Fezzanwurm, s. Kiemenfuß.

Fiaker (franz. Fiacre), s. v. w. Mietkutsche, so genannt nach einem Bilde des heil. Fiacrius (eines irischen Mönchs aus dem 6. Jahrh., Schutzpatrons der Gärtner), welches dem Haus der Rue St.-Martin in Paris als Schild diente, in dem der Erfinder der Mietkutschen, ein gewisser Sauvage, Ende des 17. Jahrh. wohnte. Diese Mietkutschen, für welche man, besonders in Norddeutschland, auch den aus dem Russischen entlehnten Namen Droschke (s. d.) braucht, sind bekanntlich jetzt in jeder größern Stadt zu finden; sie stehen unter polizeilicher Aufsicht, tragen bestimmte Nummern, führen feste Preise und sind hinsichtlich ihrer Fahrten auf die Stadt und deren nächste Umgebung beschränkt. In Wien, wo die F. infolge ihrer guten Ausstattung und des geschickten Fahrens eine gewisse Berühmtheit erlangt haben, versteht man speziell unter der Bezeichnung F. ein zweispänniges, numeriertes Mietsfuhrwerk im Gegensatz zum Komfortabel oder „Einspänner“. Der Name F. ist dort auch, wenigstens in der populären Sprache, auf den Wagenführer übergegangen.
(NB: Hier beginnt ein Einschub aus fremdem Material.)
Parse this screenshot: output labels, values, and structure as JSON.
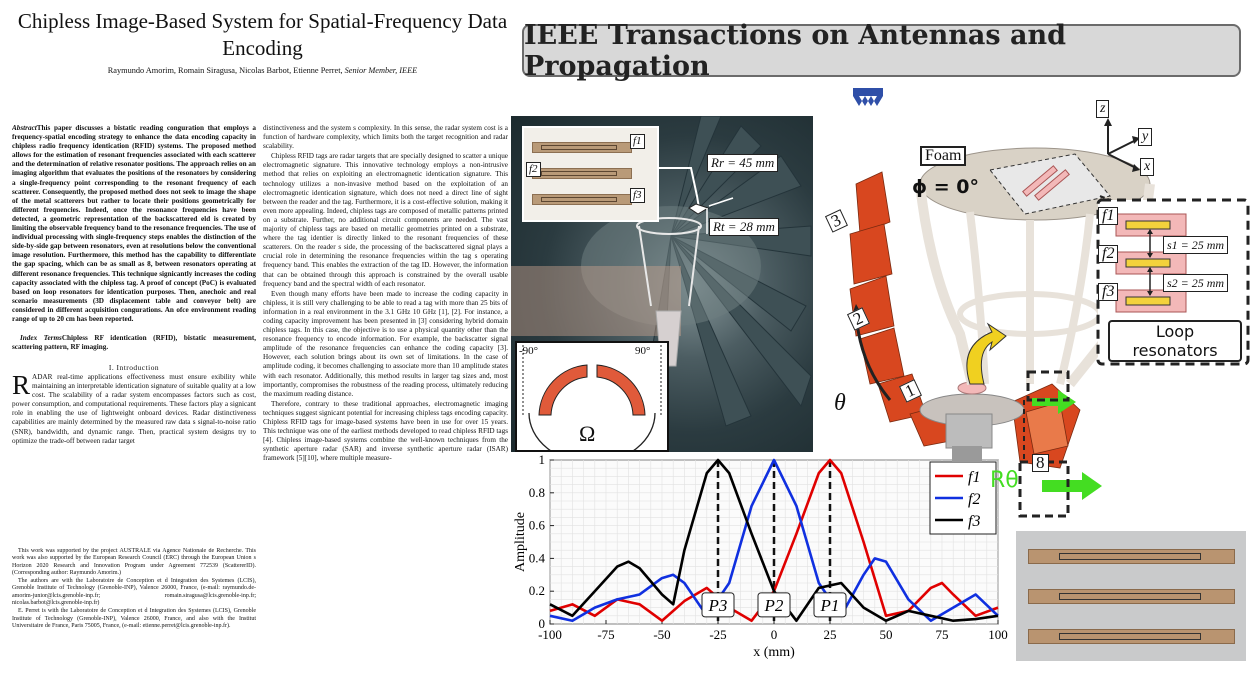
{
  "paper": {
    "title": "Chipless Image-Based System for Spatial-Frequency Data Encoding",
    "authors": "Raymundo Amorim, Romain Siragusa, Nicolas Barbot, Etienne Perret, ",
    "authors_suffix": "Senior Member, IEEE",
    "abstract_label": "Abstract",
    "abstract": "This paper discusses a bistatic reading conguration that employs a frequency-spatial encoding strategy to enhance the data encoding capacity in chipless radio frequency identication (RFID) systems. The proposed method allows for the estimation of resonant frequencies associated with each scatterer and the determination of relative resonator positions. The approach relies on an imaging algorithm that evaluates the positions of the resonators by considering a single-frequency point corresponding to the resonant frequency of each scatterer. Consequently, the proposed method does not seek to image the shape of the metal scatterers but rather to locate their positions geometrically for different frequencies. Indeed, once the resonance frequencies have been detected, a geometric representation of the backscattered eld is created by limiting the observable frequency band to the resonance frequencies. The use of individual processing with single-frequency steps enables the distinction of the side-by-side gap between resonators, even at resolutions below the conventional image resolution. Furthermore, this method has the capability to differentiate the gap spacing, which can be as small as 8, between resonators operating at different resonance frequencies. This technique signicantly increases the coding capacity associated with the chipless tag. A proof of concept (PoC) is evaluated based on loop resonators for identication purposes. Then, anechoic and real scenario measurements (3D displacement table and conveyor belt) are considered in different acquisition congurations. An ofce environment reading range of up to 20 cm has been reported.",
    "index_label": "Index Terms",
    "index_terms": "Chipless RF identication (RFID), bistatic measurement, scattering pattern, RF imaging.",
    "intro_heading": "I. Introduction",
    "dropcap": "R",
    "intro_text": "ADAR real-time applications effectiveness must ensure exibility while maintaining an interpretable identication signature of suitable quality at a low cost. The scalability of a radar system encompasses factors such as cost, power consumption, and computational requirements. These factors play a signicant role in enabling the use of lightweight onboard devices. Radar distinctiveness capabilities are mainly determined by the measured raw data s signal-to-noise ratio (SNR), bandwidth, and dynamic range. Then, practical system designs try to optimize the trade-off between radar target",
    "footnotes": [
      "This work was supported by the project AUSTRALE via Agence Nationale de Recherche. This work was also supported by the European Research Council (ERC) through the European Union s Horizon 2020 Research and Innovation Program under Agreement 772539 (ScattererID). (Corresponding author: Raymundo Amorim.)",
      "The authors are with the Laboratoire de Conception et d Integration des Systemes (LCIS), Grenoble Institute of Technology (Grenoble-INP), Valence 26000, France, (e-mail: raymundo.de-amorim-junior@lcis.grenoble-inp.fr; romain.siragusa@lcis.grenoble-inp.fr; nicolas.barbot@lcis.grenoble-inp.fr)",
      "E. Perret is with the Laboratoire de Conception et d Integration des Systemes (LCIS), Grenoble Institute of Technology (Grenoble-INP), Valence 26000, France, and also with the Institut Universitaire de France, Paris 75005, France, (e-mail: etienne.perret@lcis.grenoble-inp.fr)."
    ],
    "right_col": [
      "distinctiveness and the system s complexity. In this sense, the radar system cost is a function of hardware complexity, which limits both the target recognition and radar scalability.",
      "Chipless RFID tags are radar targets that are specially designed to scatter a unique electromagnetic signature. This innovative technology employs a non-intrusive method that relies on exploiting an electromagnetic identication signature. This technology utilizes a non-invasive method based on the exploitation of an electromagnetic identication signature, which does not need a direct line of sight between the reader and the tag. Furthermore, it is a cost-effective solution, making it even more appealing. Indeed, chipless tags are composed of metallic patterns printed on a substrate. Further, no additional circuit components are needed. The vast majority of chipless tags are based on metallic geometries printed on a substrate, where the tag identier is directly linked to the resonant frequencies of these scatterers. On the reader s side, the processing of the backscattered signal plays a crucial role in determining the resonance frequencies within the tag s operating frequency band. This enables the extraction of the tag ID. However, the information that can be obtained through this approach is constrained by the overall usable frequency band and the spectral width of each resonator.",
      "Even though many efforts have been made to increase the coding capacity in chipless, it is still very challenging to be able to read a tag with more than 25 bits of information in a real environment in the 3.1 GHz 10 GHz [1], [2]. For instance, a coding capacity improvement has been presented in [3] considering hybrid domain chipless tags. In this case, the objective is to use a physical quantity other than the resonance frequency to encode information. For example, the backscatter signal amplitude of the resonance frequencies can enhance the coding capacity [3]. However, each solution brings about its own set of limitations. In the case of amplitude coding, it becomes challenging to associate more than 10 amplitude states with each resonator. Additionally, this method results in larger tag sizes and, most importantly, compromises the robustness of the reading process, ultimately reducing the maximum reading distance.",
      "Therefore, contrary to these traditional approaches, electromagnetic imaging techniques suggest signicant potential for increasing chipless tags encoding capacity. Chipless RFID tags for image-based systems have been in use for over 15 years. This technique was one of the earliest methods developed to read chipless RFID tags [4]. Chipless image-based systems combine the well-known techniques from the synthetic aperture radar (SAR) and inverse synthetic aperture radar (ISAR) framework [5][10], where multiple measure-"
    ]
  },
  "banner": {
    "text": "IEEE Transactions on Antennas and Propagation"
  },
  "photo": {
    "f1": "f1",
    "f2": "f2",
    "f3": "f3",
    "rr_label": "Rr = 45 mm",
    "rt_label": "Rt = 28 mm",
    "angle_min": "-90°",
    "angle_max": "90°",
    "omega": "Ω"
  },
  "diagram": {
    "foam": "Foam",
    "phi": "ϕ = 0°",
    "z": "z",
    "y": "y",
    "x": "x",
    "n3": "3",
    "n2": "2",
    "n1": "1",
    "n8": "8",
    "theta": "θ",
    "r_theta": "Rθ",
    "f1": "f1",
    "f2": "f2",
    "f3": "f3",
    "s1": "s1 = 25 mm",
    "s2": "s2 = 25 mm",
    "loop_line1": "Loop",
    "loop_line2": "resonators",
    "colors": {
      "arrow_green": "#44dd22",
      "arrow_yellow": "#f0d020",
      "tag_pink": "#f3b8b8",
      "resonator_yellow": "#f3d23c",
      "wedge_red": "#d8471f"
    }
  },
  "chart_data": {
    "type": "line",
    "xlabel": "x (mm)",
    "ylabel": "Amplitude",
    "xlim": [
      -100,
      100
    ],
    "ylim": [
      0,
      1
    ],
    "xticks": [
      -100,
      -75,
      -50,
      -25,
      0,
      25,
      50,
      75,
      100
    ],
    "yticks": [
      0,
      0.2,
      0.4,
      0.6,
      0.8,
      1
    ],
    "legend_position": "top-right",
    "series": [
      {
        "name": "f1",
        "color": "#e00000",
        "peak": 25,
        "x": [
          -100,
          -90,
          -80,
          -70,
          -60,
          -50,
          -40,
          -30,
          -20,
          -10,
          0,
          10,
          20,
          25,
          30,
          40,
          50,
          60,
          70,
          75,
          80,
          90,
          100
        ],
        "y": [
          0.08,
          0.12,
          0.05,
          0.15,
          0.12,
          0.02,
          0.14,
          0.22,
          0.1,
          0.02,
          0.2,
          0.55,
          0.92,
          1.0,
          0.92,
          0.5,
          0.05,
          0.08,
          0.22,
          0.25,
          0.18,
          0.05,
          0.1
        ]
      },
      {
        "name": "f2",
        "color": "#1030e0",
        "peak": 0,
        "x": [
          -100,
          -90,
          -80,
          -70,
          -60,
          -50,
          -45,
          -40,
          -30,
          -20,
          -10,
          0,
          10,
          20,
          30,
          40,
          45,
          50,
          60,
          70,
          80,
          90,
          100
        ],
        "y": [
          0.05,
          0.02,
          0.1,
          0.15,
          0.18,
          0.28,
          0.3,
          0.25,
          0.05,
          0.25,
          0.72,
          1.0,
          0.72,
          0.25,
          0.05,
          0.3,
          0.4,
          0.38,
          0.15,
          0.02,
          0.1,
          0.18,
          0.05
        ]
      },
      {
        "name": "f3",
        "color": "#000000",
        "peak": -25,
        "x": [
          -100,
          -90,
          -80,
          -70,
          -65,
          -60,
          -50,
          -45,
          -40,
          -30,
          -25,
          -20,
          -10,
          0,
          10,
          20,
          30,
          40,
          50,
          60,
          70,
          80,
          90,
          100
        ],
        "y": [
          0.12,
          0.05,
          0.2,
          0.35,
          0.38,
          0.34,
          0.18,
          0.12,
          0.45,
          0.92,
          1.0,
          0.92,
          0.55,
          0.2,
          0.02,
          0.22,
          0.25,
          0.1,
          0.02,
          0.08,
          0.05,
          0.02,
          0.03,
          0.05
        ]
      }
    ],
    "markers": [
      {
        "label": "P3",
        "x": -25
      },
      {
        "label": "P2",
        "x": 0
      },
      {
        "label": "P1",
        "x": 25
      }
    ]
  }
}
a Fialen, dazwischen die Wimperge.

Fiālen (Phialen, griech.), im got. Baustil schlanke Spitztürmchen, welche entweder die giebelförmigen Fensterverdachungen (Wimpergen) zu beiden Seiten begrenzen (s. Figur), oder auch die Krönung von Strebepfeilern bilden. Sie bestehen aus einem untern lotrechten Teile (Leib), dessen vier Seitenflächen oben durch Giebel abgeschlossen sind, und einem pyramidalen Teil (Riese), dessen vier Kanten mit einzelnen Blättern (Krabben) besetzt sind, während dessen Spitze (die Fialenkrone) durch eine Kreuzblume geziert ist. S. Tafel „Kölner Dom II“.

Fiammingo (ital., „Vlaming“), Beiname der niederländischen Künstler, welche in Italien lernten und lebten und von den Italienern nach ihrem Vaterland so genannt wurden, weil der Italiener den Taufnamen dem Familiennamen vorzieht; insbesondere sind unter diesem Zunamen bekannt Dionys Calvaert und Franz du Quesnoy.
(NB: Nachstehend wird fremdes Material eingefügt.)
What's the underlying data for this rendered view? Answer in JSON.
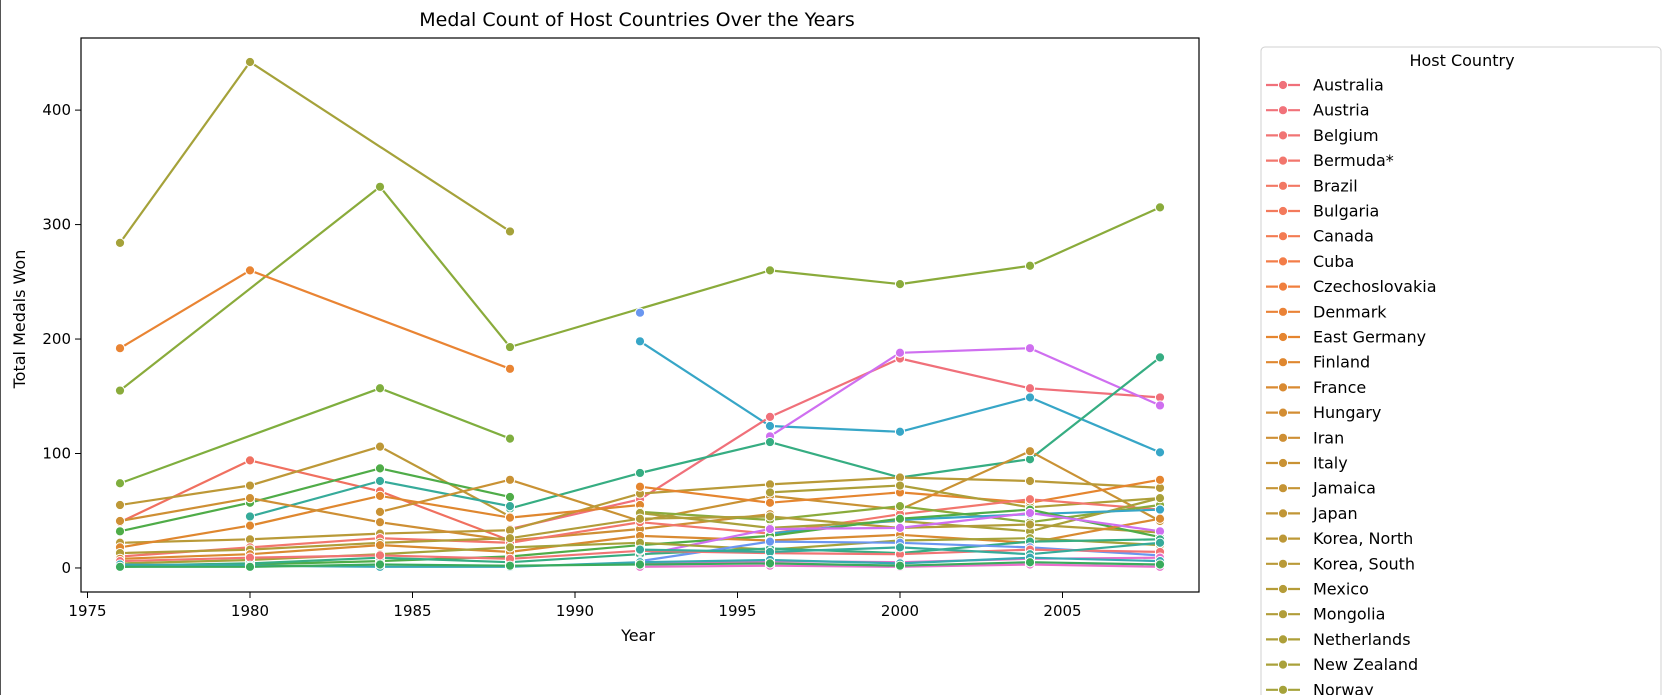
{
  "chart_data": {
    "type": "line",
    "title": "Medal Count of Host Countries Over the Years",
    "xlabel": "Year",
    "ylabel": "Total Medals Won",
    "xlim": [
      1974.8,
      2009.2
    ],
    "ylim": [
      -21,
      463
    ],
    "x_ticks": [
      1975,
      1980,
      1985,
      1990,
      1995,
      2000,
      2005
    ],
    "y_ticks": [
      0,
      100,
      200,
      300,
      400
    ],
    "grid": false,
    "legend": {
      "title": "Host Country",
      "placement": "right, outside plot",
      "entries": [
        {
          "name": "Australia",
          "color": "#f0707a"
        },
        {
          "name": "Austria",
          "color": "#f1727a"
        },
        {
          "name": "Belgium",
          "color": "#f17474"
        },
        {
          "name": "Bermuda*",
          "color": "#f2766d"
        },
        {
          "name": "Brazil",
          "color": "#f27864"
        },
        {
          "name": "Bulgaria",
          "color": "#f37a5c"
        },
        {
          "name": "Canada",
          "color": "#f37b52"
        },
        {
          "name": "Cuba",
          "color": "#f37d48"
        },
        {
          "name": "Czechoslovakia",
          "color": "#f07f3e"
        },
        {
          "name": "Denmark",
          "color": "#ea8236"
        },
        {
          "name": "East Germany",
          "color": "#e5852f"
        },
        {
          "name": "Finland",
          "color": "#df872f"
        },
        {
          "name": "France",
          "color": "#d98a31"
        },
        {
          "name": "Hungary",
          "color": "#d38d33"
        },
        {
          "name": "Iran",
          "color": "#ce8f34"
        },
        {
          "name": "Italy",
          "color": "#c99234"
        },
        {
          "name": "Jamaica",
          "color": "#c59435"
        },
        {
          "name": "Japan",
          "color": "#c19636"
        },
        {
          "name": "Korea, North",
          "color": "#bd9837"
        },
        {
          "name": "Korea, South",
          "color": "#b99a38"
        },
        {
          "name": "Mexico",
          "color": "#b59c38"
        },
        {
          "name": "Mongolia",
          "color": "#b19d39"
        },
        {
          "name": "Netherlands",
          "color": "#ad9f39"
        },
        {
          "name": "New Zealand",
          "color": "#a9a13a"
        },
        {
          "name": "Norway",
          "color": "#a5a23a"
        }
      ]
    },
    "series": [
      {
        "color": "#a5a23a",
        "x": [
          1976,
          1980,
          1988
        ],
        "y": [
          284,
          442,
          294
        ]
      },
      {
        "color": "#8aab3b",
        "x": [
          1976,
          1984,
          1988,
          1996,
          2000,
          2004,
          2008
        ],
        "y": [
          155,
          333,
          193,
          260,
          248,
          264,
          315
        ]
      },
      {
        "color": "#e98433",
        "x": [
          1976,
          1980,
          1988
        ],
        "y": [
          192,
          260,
          174
        ]
      },
      {
        "color": "#7fae3e",
        "x": [
          1976,
          1984,
          1988
        ],
        "y": [
          74,
          157,
          113
        ]
      },
      {
        "color": "#6a96f0",
        "x": [
          1992
        ],
        "y": [
          223
        ]
      },
      {
        "color": "#37a6c7",
        "x": [
          1992,
          1996,
          2000,
          2004,
          2008
        ],
        "y": [
          198,
          124,
          119,
          149,
          101
        ]
      },
      {
        "color": "#f0707a",
        "x": [
          1988,
          1992,
          1996,
          2000,
          2004,
          2008
        ],
        "y": [
          34,
          60,
          132,
          183,
          157,
          149
        ]
      },
      {
        "color": "#cf6ff0",
        "x": [
          1996,
          2000,
          2004,
          2008
        ],
        "y": [
          115,
          188,
          192,
          142
        ]
      },
      {
        "color": "#36ad82",
        "x": [
          1988,
          1992,
          1996,
          2000,
          2004,
          2008
        ],
        "y": [
          52,
          83,
          110,
          79,
          95,
          184
        ]
      },
      {
        "color": "#f07060",
        "x": [
          1976,
          1980,
          1984,
          1988
        ],
        "y": [
          40,
          94,
          67,
          24
        ]
      },
      {
        "color": "#bd9837",
        "x": [
          1976,
          1980,
          1984,
          1988
        ],
        "y": [
          55,
          72,
          106,
          45
        ]
      },
      {
        "color": "#4fac48",
        "x": [
          1976,
          1980,
          1984,
          1988
        ],
        "y": [
          32,
          57,
          87,
          62
        ]
      },
      {
        "color": "#36ab9a",
        "x": [
          1980,
          1984,
          1988
        ],
        "y": [
          45,
          76,
          54
        ]
      },
      {
        "color": "#c99234",
        "x": [
          1984,
          1988,
          1992,
          1996,
          2000,
          2004,
          2008
        ],
        "y": [
          49,
          77,
          41,
          63,
          51,
          102,
          41
        ]
      },
      {
        "color": "#b99a38",
        "x": [
          1976,
          1980,
          1984,
          1988,
          1992,
          1996,
          2000,
          2004,
          2008
        ],
        "y": [
          22,
          25,
          30,
          33,
          65,
          73,
          79,
          76,
          70
        ]
      },
      {
        "color": "#e5852f",
        "x": [
          1992,
          1996,
          2000,
          2004,
          2008
        ],
        "y": [
          71,
          57,
          66,
          57,
          77
        ]
      },
      {
        "color": "#ad9f39",
        "x": [
          1996,
          2000,
          2004,
          2008
        ],
        "y": [
          66,
          72,
          53,
          61
        ]
      },
      {
        "color": "#df872f",
        "x": [
          1976,
          1980,
          1984,
          1988,
          1992
        ],
        "y": [
          18,
          37,
          63,
          44,
          55
        ]
      },
      {
        "color": "#ce8f34",
        "x": [
          1976,
          1980,
          1984,
          1988,
          1992,
          1996
        ],
        "y": [
          41,
          61,
          40,
          24,
          34,
          47
        ]
      },
      {
        "color": "#f2766d",
        "x": [
          1976,
          1980,
          1984,
          1988,
          1992,
          1996,
          2000,
          2004,
          2008
        ],
        "y": [
          10,
          18,
          26,
          22,
          40,
          30,
          47,
          60,
          51
        ]
      },
      {
        "color": "#8aab3b",
        "x": [
          1992,
          1996,
          2000,
          2004,
          2008
        ],
        "y": [
          49,
          42,
          54,
          40,
          55
        ]
      },
      {
        "color": "#a9a13a",
        "x": [
          1992,
          1996,
          2000,
          2004,
          2008
        ],
        "y": [
          48,
          35,
          41,
          32,
          61
        ]
      },
      {
        "color": "#37a6c7",
        "x": [
          1996,
          2000,
          2004,
          2008
        ],
        "y": [
          30,
          42,
          47,
          51
        ]
      },
      {
        "color": "#b19d39",
        "x": [
          1976,
          1980,
          1984,
          1988,
          1992,
          1996,
          2000,
          2004,
          2008
        ],
        "y": [
          13,
          16,
          22,
          26,
          43,
          45,
          35,
          38,
          31
        ]
      },
      {
        "color": "#4fac48",
        "x": [
          1976,
          1980,
          1984,
          1988,
          1992,
          1996,
          2000,
          2004,
          2008
        ],
        "y": [
          1,
          3,
          6,
          10,
          20,
          28,
          43,
          51,
          27
        ]
      },
      {
        "color": "#d98a31",
        "x": [
          1976,
          1980,
          1984,
          1988,
          1992,
          1996,
          2000,
          2004,
          2008
        ],
        "y": [
          8,
          12,
          20,
          14,
          28,
          24,
          29,
          22,
          43
        ]
      },
      {
        "color": "#cf6ff0",
        "x": [
          1992,
          1996,
          2000,
          2004,
          2008
        ],
        "y": [
          11,
          34,
          35,
          48,
          32
        ]
      },
      {
        "color": "#a5a23a",
        "x": [
          1976,
          1980,
          1984,
          1988,
          1992,
          1996,
          2000,
          2004,
          2008
        ],
        "y": [
          4,
          7,
          12,
          18,
          22,
          16,
          24,
          26,
          20
        ]
      },
      {
        "color": "#36ad82",
        "x": [
          1976,
          1980,
          1984,
          1988,
          1992,
          1996,
          2000,
          2004,
          2008
        ],
        "y": [
          2,
          4,
          9,
          5,
          12,
          17,
          13,
          23,
          25
        ]
      },
      {
        "color": "#6a96f0",
        "x": [
          1992,
          1996,
          2000,
          2004,
          2008
        ],
        "y": [
          6,
          23,
          22,
          18,
          11
        ]
      },
      {
        "color": "#f17474",
        "x": [
          1976,
          1980,
          1984,
          1988,
          1992,
          1996,
          2000,
          2004,
          2008
        ],
        "y": [
          6,
          9,
          11,
          8,
          15,
          13,
          12,
          16,
          14
        ]
      },
      {
        "color": "#36ab9a",
        "x": [
          1992,
          1996,
          2000,
          2004,
          2008
        ],
        "y": [
          16,
          14,
          18,
          12,
          22
        ]
      },
      {
        "color": "#e86fcb",
        "x": [
          1992,
          1996,
          2000,
          2004,
          2008
        ],
        "y": [
          1,
          2,
          1,
          3,
          1
        ]
      },
      {
        "color": "#e86fcb",
        "x": [
          1992,
          1996,
          2000,
          2004,
          2008
        ],
        "y": [
          4,
          6,
          5,
          8,
          9
        ]
      },
      {
        "color": "#38a9b2",
        "x": [
          1976,
          1980,
          1984,
          1988,
          1992,
          1996,
          2000,
          2004,
          2008
        ],
        "y": [
          3,
          2,
          1,
          1,
          5,
          7,
          4,
          9,
          6
        ]
      },
      {
        "color": "#3aab5c",
        "x": [
          1976,
          1980,
          1984,
          1988,
          1992,
          1996,
          2000,
          2004,
          2008
        ],
        "y": [
          1,
          1,
          3,
          2,
          3,
          4,
          2,
          5,
          3
        ]
      }
    ]
  }
}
Fiasko (ital., Mehrzahl: Fiaschi), Flasche; dann Flüssigkeitsmaß in Toscana, = 2,279 Lit., als Ölmaß = 2,089 L. F. machen (von der Zerbrechlichkeit des Glases hergeleitete Redensart), s. v. w. gänzlichen Mißerfolg haben, durchfallen, besonders von theatralischen Produktionen.

Fiat (lat.), es werde! es sei! F. lux, es werde Licht; f. justitia, et pereat mundus, Gerechtigkeit muß sein, und sollte die Welt darüber zu Grunde gehen (angeblich Wahlspruch Kaiser Ferdinands I.); f. applicatio, man mache die Anwendung; f. insinuatio, es werde eingehändigt; f. lege artis (auf Rezepten), es werde kunstgemäß bereitet.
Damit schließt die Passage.